REO's won't drive the declines, but only when the gap is sizable enough between ideal neighborhood hopes and mediocre neighborhood opportunity.

Is that too wacky?

Hey scott, what's with all the price reductions on your website then?

http://www.thewestwoodblog.com/search/label/
Price%20Reduction

Does head in the sand mean anything to you?

I am still looking for a 3/2 in Manhattan Beach for 650k. I think it will be the end of 2009, but some people tell me it won't happen. What does everyone else think?

Hi Chris,

Maybe you had already written your comment before mine showed up, but I said there are more price reductions now than we have had last year.

I have been looking to buy a home in the West LA region recently. It seems like the nice homes sell right away and the crap is just sitting on the market. I don't want to buy the crap home, but I don't want to pay top dollar for the nice home either. So it looks like I will be waiting till prices to come down so more on the good homes.

Thinking out Loud

I don't think that's wacky at all. It summarizes how I understand markets to work. I haven't been here long enough to figure out which neighborhoods/towns are truly substitutes, but if you were to rank 10 areas with Westside at the top and IE at the bottom. Those who prefer 9 will buy in IE if the IE price gets low enough. As buyers leave and the economy worses 9 gets so cheap that 8 buyers move there. Unless westside buyers are all multi-millionaires who prefer overpriced stucco boxes, I'd say you got a problem coming in the high end areas.

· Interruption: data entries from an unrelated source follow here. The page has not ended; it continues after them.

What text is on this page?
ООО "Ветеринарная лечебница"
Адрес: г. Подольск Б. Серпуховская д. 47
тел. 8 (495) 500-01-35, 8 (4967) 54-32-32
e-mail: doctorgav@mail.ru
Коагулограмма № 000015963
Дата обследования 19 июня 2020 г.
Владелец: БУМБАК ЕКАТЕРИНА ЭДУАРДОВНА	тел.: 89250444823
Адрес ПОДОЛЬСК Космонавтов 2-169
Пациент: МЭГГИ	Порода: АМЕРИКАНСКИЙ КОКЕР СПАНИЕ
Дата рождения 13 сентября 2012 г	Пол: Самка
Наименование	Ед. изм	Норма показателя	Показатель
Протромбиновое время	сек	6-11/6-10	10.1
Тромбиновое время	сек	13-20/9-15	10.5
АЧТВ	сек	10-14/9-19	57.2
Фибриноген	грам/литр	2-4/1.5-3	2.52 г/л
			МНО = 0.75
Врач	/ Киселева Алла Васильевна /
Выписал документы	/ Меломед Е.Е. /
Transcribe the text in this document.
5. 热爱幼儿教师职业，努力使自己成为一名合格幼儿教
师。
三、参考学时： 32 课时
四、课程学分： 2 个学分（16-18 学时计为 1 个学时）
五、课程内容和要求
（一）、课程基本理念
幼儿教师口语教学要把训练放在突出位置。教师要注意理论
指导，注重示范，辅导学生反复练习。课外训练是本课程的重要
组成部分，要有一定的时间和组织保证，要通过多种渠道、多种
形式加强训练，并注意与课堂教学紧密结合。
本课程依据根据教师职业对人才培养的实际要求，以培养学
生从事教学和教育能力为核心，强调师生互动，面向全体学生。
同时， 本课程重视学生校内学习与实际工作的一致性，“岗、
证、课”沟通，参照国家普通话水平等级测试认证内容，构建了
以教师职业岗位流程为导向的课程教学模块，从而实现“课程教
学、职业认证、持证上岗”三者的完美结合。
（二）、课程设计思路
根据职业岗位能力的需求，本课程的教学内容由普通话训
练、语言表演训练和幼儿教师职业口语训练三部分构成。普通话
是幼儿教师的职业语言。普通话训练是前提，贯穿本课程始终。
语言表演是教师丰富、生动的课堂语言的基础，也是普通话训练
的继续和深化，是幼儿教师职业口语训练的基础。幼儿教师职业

So for example, if I was selling in culver city right now, I'd be very worred about the growing number of listings in Redondo Beach.

Scott, where are you getting those sales #'s? And why don't you normalize them a bit, maybe april-july for 2007 v. 2008?

Peter,

I think the most pertinent issue here is "are prices in line with people's incomes"? Why? Because bank regulators are yet again requiring real downpayments and income verification.

Historically the Price/Income ratio ranged between 5 to 8 in Socal and when it reaches 8, it crashed back down to 5.

In this bubble, the home P/E got over 10 and probably closer to 11-12. Therefore, instead of expecting a crash of about 30%-35% we should be looking at a crash of just over 50%.

Cause in the end its all just economics.